Azure / azure-sdk-for-python

This repository is for active development of the Azure SDK for Python. For consumers of the SDK we recommend visiting our public developer docs at https://docs.microsoft.com/python/azure/ or our versioned developer docs at https://azure.github.io/azure-sdk-for-python.
MIT License
4.36k stars 2.71k forks source link

Unable to log more than 200 parameters in a single job #35685

Open 0xfabioo opened 1 month ago

0xfabioo commented 1 month ago

Describe the bug Attempting to log more than 200 parameters in a job fails with the following error message:

INVALID_PARAMETER_VALUE: Response: {'Error': {'Code': 'ValidationError', 'Severity': None, 'Message': 'A field of the entity is over the size limit. FieldName=Parameters, Limit=200, Size=210. See https://aka.ms/azure-machine-learning-limits for service limits documentation.' .... 
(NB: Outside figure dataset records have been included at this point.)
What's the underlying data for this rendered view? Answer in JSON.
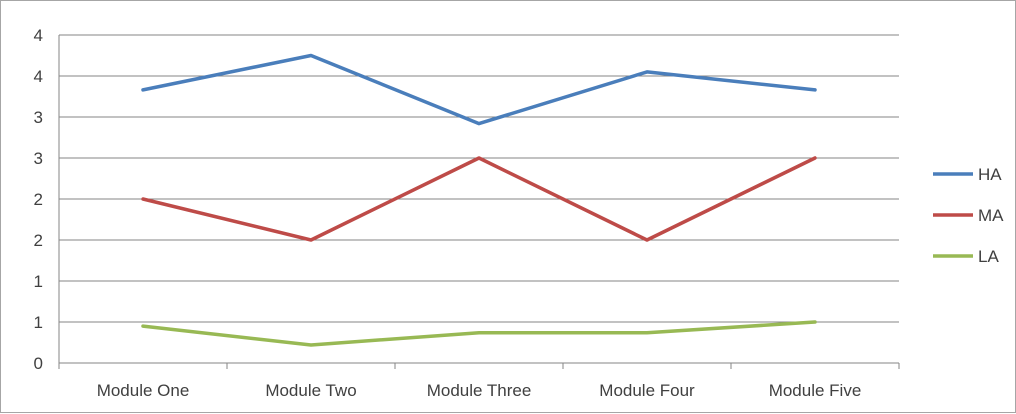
{
  "chart_data": {
    "type": "line",
    "categories": [
      "Module One",
      "Module Two",
      "Module Three",
      "Module Four",
      "Module Five"
    ],
    "y_tick_labels": [
      "0",
      "1",
      "1",
      "2",
      "2",
      "3",
      "3",
      "4",
      "4"
    ],
    "ylim": [
      0,
      4
    ],
    "grid": true,
    "legend_position": "right",
    "series": [
      {
        "name": "HA",
        "color": "#4a7ebb",
        "values": [
          3.33,
          3.75,
          2.92,
          3.55,
          3.33
        ]
      },
      {
        "name": "MA",
        "color": "#be4b48",
        "values": [
          2.0,
          1.5,
          2.5,
          1.5,
          2.5
        ]
      },
      {
        "name": "LA",
        "color": "#98b954",
        "values": [
          0.45,
          0.22,
          0.37,
          0.37,
          0.5
        ]
      }
    ]
  }
}
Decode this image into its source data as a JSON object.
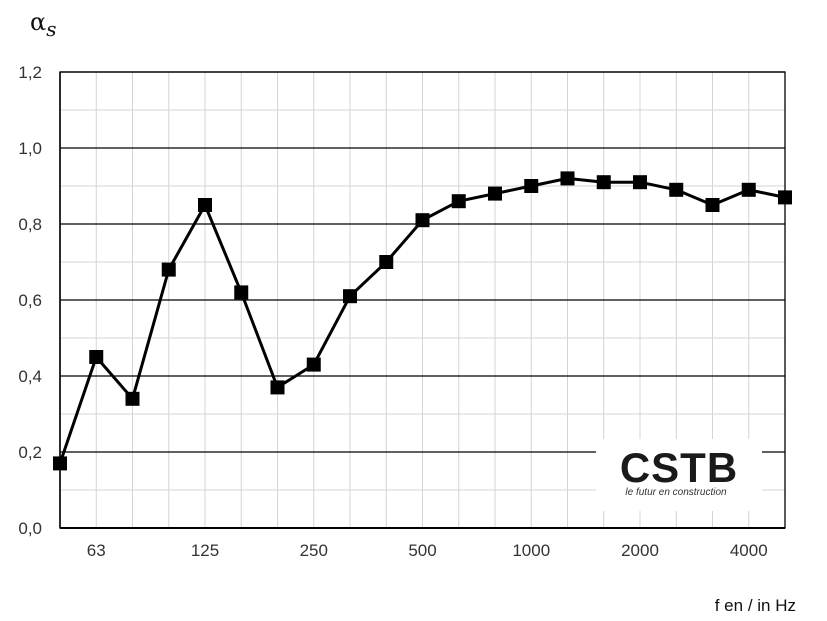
{
  "chart_data": {
    "type": "line",
    "ylabel_symbol": "α",
    "ylabel_subscript": "s",
    "xlabel": "f en / in Hz",
    "ylim": [
      0,
      1.2
    ],
    "y_ticks": [
      "0,0",
      "0,2",
      "0,4",
      "0,6",
      "0,8",
      "1,0",
      "1,2"
    ],
    "x_tick_labels": [
      {
        "band": 1,
        "label": "63"
      },
      {
        "band": 4,
        "label": "125"
      },
      {
        "band": 7,
        "label": "250"
      },
      {
        "band": 10,
        "label": "500"
      },
      {
        "band": 13,
        "label": "1000"
      },
      {
        "band": 16,
        "label": "2000"
      },
      {
        "band": 19,
        "label": "4000"
      }
    ],
    "x": [
      "50",
      "63",
      "80",
      "100",
      "125",
      "160",
      "200",
      "250",
      "315",
      "400",
      "500",
      "630",
      "800",
      "1000",
      "1250",
      "1600",
      "2000",
      "2500",
      "3150",
      "4000",
      "5000"
    ],
    "values": [
      0.17,
      0.45,
      0.34,
      0.68,
      0.85,
      0.62,
      0.37,
      0.43,
      0.61,
      0.7,
      0.81,
      0.86,
      0.88,
      0.9,
      0.92,
      0.91,
      0.91,
      0.89,
      0.85,
      0.89,
      0.87
    ],
    "grid": "horizontal-major-minor, vertical-per-band",
    "series_color": "#000000",
    "marker": "square"
  },
  "logo": {
    "text": "CSTB",
    "tagline": "le futur en construction"
  }
}
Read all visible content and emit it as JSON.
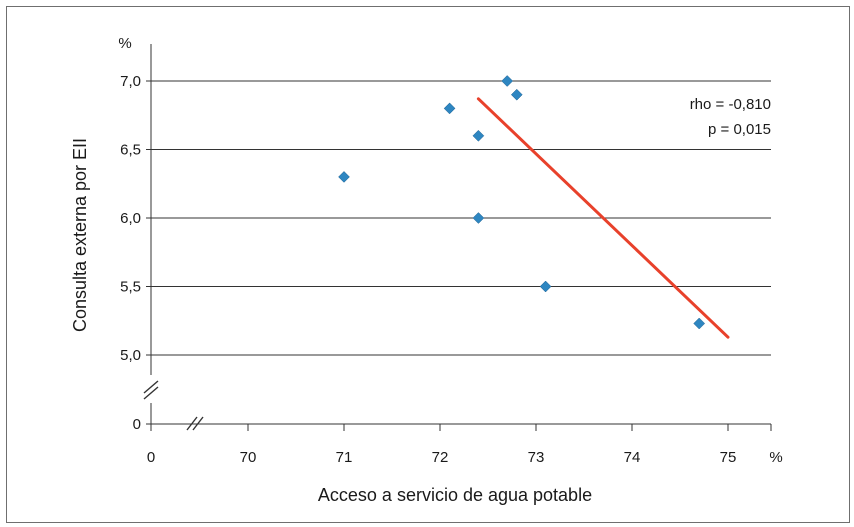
{
  "chart_data": {
    "type": "scatter",
    "title": "",
    "xlabel": "Acceso a servicio de agua potable",
    "ylabel": "Consulta externa por EII",
    "x_unit": "%",
    "y_unit": "%",
    "x_ticks": [
      "0",
      "70",
      "71",
      "72",
      "73",
      "74",
      "75"
    ],
    "y_ticks": [
      "0",
      "5,0",
      "5,5",
      "6,0",
      "6,5",
      "7,0"
    ],
    "axis_break": true,
    "xlim": [
      69.0,
      75.5
    ],
    "ylim": [
      5.0,
      7.25
    ],
    "grid": true,
    "grid_axis": "y",
    "legend": "none",
    "series": [
      {
        "values": [
          {
            "x": 72.4,
            "y": 6.6
          },
          {
            "x": 72.7,
            "y": 7.0
          },
          {
            "x": 72.8,
            "y": 6.9
          },
          {
            "x": 71.0,
            "y": 6.3
          },
          {
            "x": 72.1,
            "y": 6.8
          },
          {
            "x": 72.4,
            "y": 6.0
          },
          {
            "x": 73.1,
            "y": 5.5
          },
          {
            "x": 74.7,
            "y": 5.23
          }
        ]
      }
    ],
    "trendline": {
      "type": "linear",
      "from": {
        "x": 72.4,
        "y": 6.87
      },
      "to": {
        "x": 75.0,
        "y": 5.13
      }
    },
    "annotations": [
      "rho = -0,810",
      "p = 0,015"
    ],
    "colors": {
      "points": "#2e86c1",
      "trendline": "#e8412b",
      "grid": "#333333",
      "axis": "#333333",
      "frame": "#6f6f6f"
    }
  }
}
This limitation is not documented at the provided link (https://aka.ms/azure-machine-learning-limits), nor could I find any reference to it elsewhere.

This limitation appears to originate from Azure Machine Learning (AML) itself, as the same code works correctly when using a local MLflow instance.

To Reproduce Steps to reproduce the behavior:

mlclient = MLClient(
    credential=DefaultAzureCredential(),
    subscription_id=subscription_id,
    resource_group_name=resource_group_name,
    workspace_name=workspace_name,
)

tracking_uri = mlclient.workspaces.get(workspace_name).mlflow_tracking_uri

mlflow.set_tracking_uri(tracking_uri)

mlflow.set_experiment("Default") # Use Default experiment

with mlflow.start_run() as run:
    for idx in range(0, 201):
        mlflow.log_param(f"param_{idx}", f"value_param_{idx}")

# Same with 
with mlflow.start_run() as run:
    for idx in range(0, 201):
        # sleep(0.1)
        mlflow.log_param(f"param_{idx}", f"value_param_{idx}")

Expected behavior It should be possible to log more than 200 parameters in a single job. If this limit is intentional, it should be clearly documented. Additionally, a limit of 200 parameters is quite low and can be reached quickly with the current state-of-the-art network architectures.

Screenshots If applicable, add screenshots to help explain your problem.

Additional context Add any other context about the problem here.

github-actions[bot] commented 1 month ago

Thanks for the feedback! We are routing this to the appropriate team for follow-up. cc @Azure/azure-ml-sdk @azureml-github.

dsamarov-prudentiasciences commented 3 weeks ago

Following, is there any updates here?

hatboyzero commented 1 week ago

Curious about the status of this as well. Currently running into this issue when attempting to run a Phi-3 training job.